Nasza Loteria SR - pasek na kartach artykułów

Pasażerka narzeka na zachowanie kierowcy PKS

Daniel [email protected]
Zgodnie z regulaminem przewozów, pasażerowie, którzy kupią bilet w kasie, mają pierwszeństwo w zajmowaniu miejsc w autobusie przed, tymi, którzy kupią bilety przez internet.
Zgodnie z regulaminem przewozów, pasażerowie, którzy kupią bilet w kasie, mają pierwszeństwo w zajmowaniu miejsc w autobusie przed, tymi, którzy kupią bilety przez internet. Krzysztof Piotrkowski
- Dla kierowca autobusu najważniejsi byli pasażerowie, którzy kupili bilety w kasie - skarży się pasażerka słupskiego PKS.

Pani Beata w niedzielę wieczorem jechała autobusem słupskiego PKS z Warszawy do Słupska. Bilet kupiła w kasie, nie przez internet, choć wówczas zapłaciła by mniej.

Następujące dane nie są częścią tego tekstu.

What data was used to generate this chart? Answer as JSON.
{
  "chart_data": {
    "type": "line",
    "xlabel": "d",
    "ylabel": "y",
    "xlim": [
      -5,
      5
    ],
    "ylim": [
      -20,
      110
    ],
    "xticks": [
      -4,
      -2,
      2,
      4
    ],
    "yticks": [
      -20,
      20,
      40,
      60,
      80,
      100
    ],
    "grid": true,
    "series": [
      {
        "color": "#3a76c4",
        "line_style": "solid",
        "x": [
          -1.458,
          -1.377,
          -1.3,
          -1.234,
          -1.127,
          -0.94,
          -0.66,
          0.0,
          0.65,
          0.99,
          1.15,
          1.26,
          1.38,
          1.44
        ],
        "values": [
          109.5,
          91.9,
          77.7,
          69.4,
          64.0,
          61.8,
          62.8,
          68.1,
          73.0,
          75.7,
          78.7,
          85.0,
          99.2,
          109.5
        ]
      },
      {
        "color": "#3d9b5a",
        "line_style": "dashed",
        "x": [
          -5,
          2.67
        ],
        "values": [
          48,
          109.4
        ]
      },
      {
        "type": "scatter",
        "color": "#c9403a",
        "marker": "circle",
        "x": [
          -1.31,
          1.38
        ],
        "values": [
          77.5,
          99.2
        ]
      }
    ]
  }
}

- Kierowca powiedział, że najpierw wsiadają ci, którzy mają bilety kupione w kasie. Kilka pań, które kupiły bilety przez internet, zaprotestowało. Twierdziły, że przecież bilety internetowe też są ważne i one mają prawo wejść pierwsze, skoro pierwsze stoją w kolejce - opowiada pani Beata. - Chodziło o to, że bilety kupione w kasie są numerowane, a te kupione przez internet - nie. Jeśli więc chce się siedzieć na wybranym przez siebie miejscu, trzeba zapłacić więcej.

Gdy autobus ruszył przed godziną 22, kierowca włączył muzykę disco. Jak twierdzi czytelniczka, bardzo głośno.

- Kilka pań, które siedziały z przodu, narzekało na muzykę. Autobus to nie dyskoteka - mówi pasażerka. - Niech kierowca słucha radia, ale niech nie skazuje na to pasażerów, którzy chcą się wyspać, bo przecież wielu z nas rano poszło do pracy lub do szkoły.

W połowie drogi pani Beata poprosiła kierowcę, by przyciszył radio. - Powiedział, że autobus to nie wagon sypialny i jeśli chcę się wyspać, powinnam pojechać pociągiem i wykupić kuszetkę - opowiada kobieta. - Jestem zbulwersowana takim zachowaniem kierowcy. Dodał, że muzyka jest dla naszego bezpieczeństwa. Czy to oznacza, że kierowca był zmęczony i słuchał głośno dyskoteki, żeby nie zasnąć? Jego obowiązkiem jest przyjść do pracy wypoczętym.

Agnieszka Grota, specjalista do spraw przewozów w słupskim PKS, przyznaje, że kierowca nie powinien się w ten sposób zwracać do pasażerki.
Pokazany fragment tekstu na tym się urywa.